You may notice that you get a warning glm.fit: fitted probabilities numerically 0 or 1 occurred. As we discussed in class, this is an indication that we have perfect separation (some linear combination of variables perfectly predicts the winner). This is usually a sign that we are overfitting. One way to control overfitting in logistic regression is through regularization. Use the cv.glmnet function from the glmnet library to run K-fold cross validation and select the best regularization parameter for the logistic regression under the LASSO penalty. Reminder: set alpha=1 to run LASSO. What are the non-zero coefficients in the LASSO regression for the optimal value of \(\lambda\)? How do they compare to the unpenalized logistic regression? Save training and test errors to the records variable.
Compute ROC curves for the decision tree, logistic regression and LASSO logistic regression using predictions on the test data. Display them on the same plot. Based on your classification results, discuss the pros and cons of the various methods. Are the different classifiers more appropriate for answering different kinds of questions about the election?
Some possibilities for further exploration are:
Data preprocessing: we aggregated sub-county level data before performing classification. Would classification at the sub-county level before determining the winner perform better? What implicit assumptions are we making?
Exploring additional classification methods: KNN, LDA, QDA, SVM, random forest, boosting etc. (You may research and use methods beyond those covered in this course). How do these compare to logistic regression and the tree method?

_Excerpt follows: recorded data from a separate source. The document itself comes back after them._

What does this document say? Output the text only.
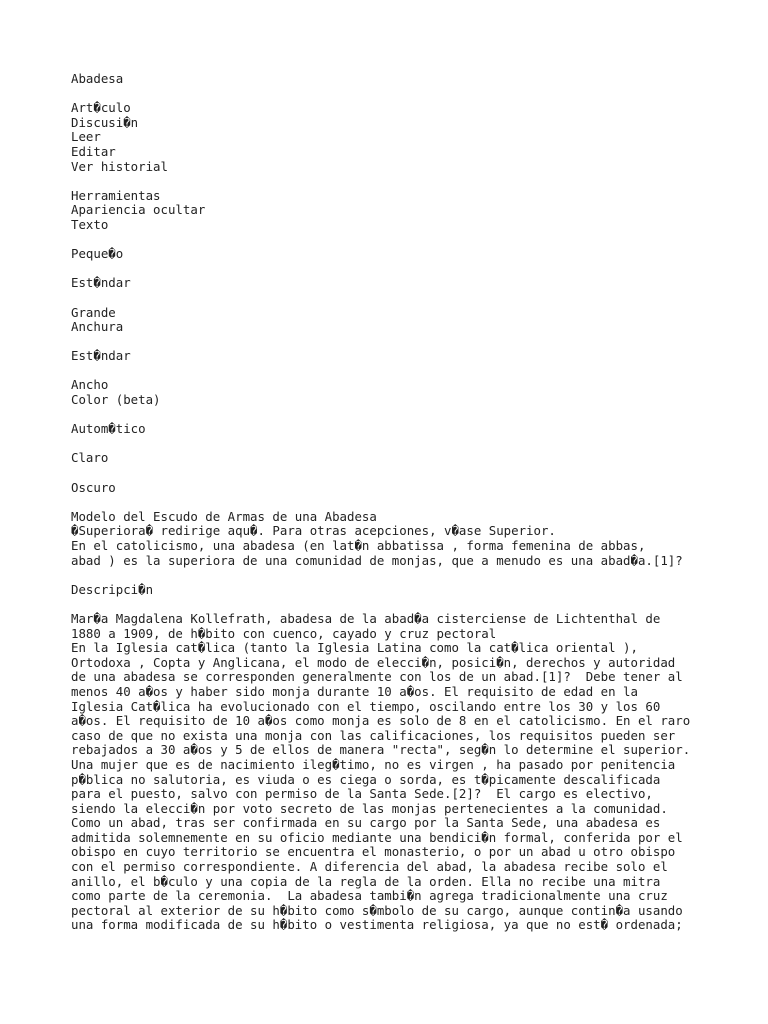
Abadesa
Art�culo
Discusi�n
Leer
Editar
Ver historial
Herramientas
Apariencia ocultar
Texto
Peque�o
Est�ndar
Grande
Anchura
Est�ndar
Ancho
Color (beta)
Autom�tico
Claro
Oscuro
Modelo del Escudo de Armas de una Abadesa
�Superiora� redirige aqu�. Para otras acepciones, v�ase Superior.
En el catolicismo, una abadesa (en lat�n abbatissa , forma femenina de abbas,
abad ) es la superiora de una comunidad de monjas, que a menudo es una abad�a.[1]?
Descripci�n
Mar�a Magdalena Kollefrath, abadesa de la abad�a cisterciense de Lichtenthal de
1880 a 1909, de h�bito con cuenco, cayado y cruz pectoral
En la Iglesia cat�lica (tanto la Iglesia Latina como la cat�lica oriental ),
Ortodoxa , Copta y Anglicana, el modo de elecci�n, posici�n, derechos y autoridad
de una abadesa se corresponden generalmente con los de un abad.[1]?  Debe tener al
menos 40 a�os y haber sido monja durante 10 a�os. El requisito de edad en la
Iglesia Cat�lica ha evolucionado con el tiempo, oscilando entre los 30 y los 60
a�os. El requisito de 10 a�os como monja es solo de 8 en el catolicismo. En el raro
caso de que no exista una monja con las calificaciones, los requisitos pueden ser
rebajados a 30 a�os y 5 de ellos de manera "recta", seg�n lo determine el superior.
Una mujer que es de nacimiento ileg�timo, no es virgen , ha pasado por penitencia
p�blica no salutoria, es viuda o es ciega o sorda, es t�picamente descalificada
para el puesto, salvo con permiso de la Santa Sede.[2]?  El cargo es electivo,
siendo la elecci�n por voto secreto de las monjas pertenecientes a la comunidad.
Como un abad, tras ser confirmada en su cargo por la Santa Sede, una abadesa es
admitida solemnemente en su oficio mediante una bendici�n formal, conferida por el
obispo en cuyo territorio se encuentra el monasterio, o por un abad u otro obispo
con el permiso correspondiente. A diferencia del abad, la abadesa recibe solo el
anillo, el b�culo y una copia de la regla de la orden. Ella no recibe una mitra
como parte de la ceremonia.  La abadesa tambi�n agrega tradicionalmente una cruz
pectoral al exterior de su h�bito como s�mbolo de su cargo, aunque contin�a usando
una forma modificada de su h�bito o vestimenta religiosa, ya que no est� ordenada;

Bootstrap: Perform boostrap to generate plots similar to ISLR Figure 4.10/4.11. Discuss the results.
Use linear regression models to predict the total vote for each candidate by county. Compare and contrast these results with the classification models. Which do you prefer and why? How might they complement one another?
Conduct an exploratory analysis of the “purple” counties– the counties which the models predict Clinton and Trump were roughly equally likely to win. What is it about these counties that make them hard to predict?
Instead of using the native attributes (the original features), we can use principal components to create new (and lower dimensional) sets of features with which to train a classification model. This sometimes improves classification performance. Compare classifiers trained on the original features with those trained on PCA features.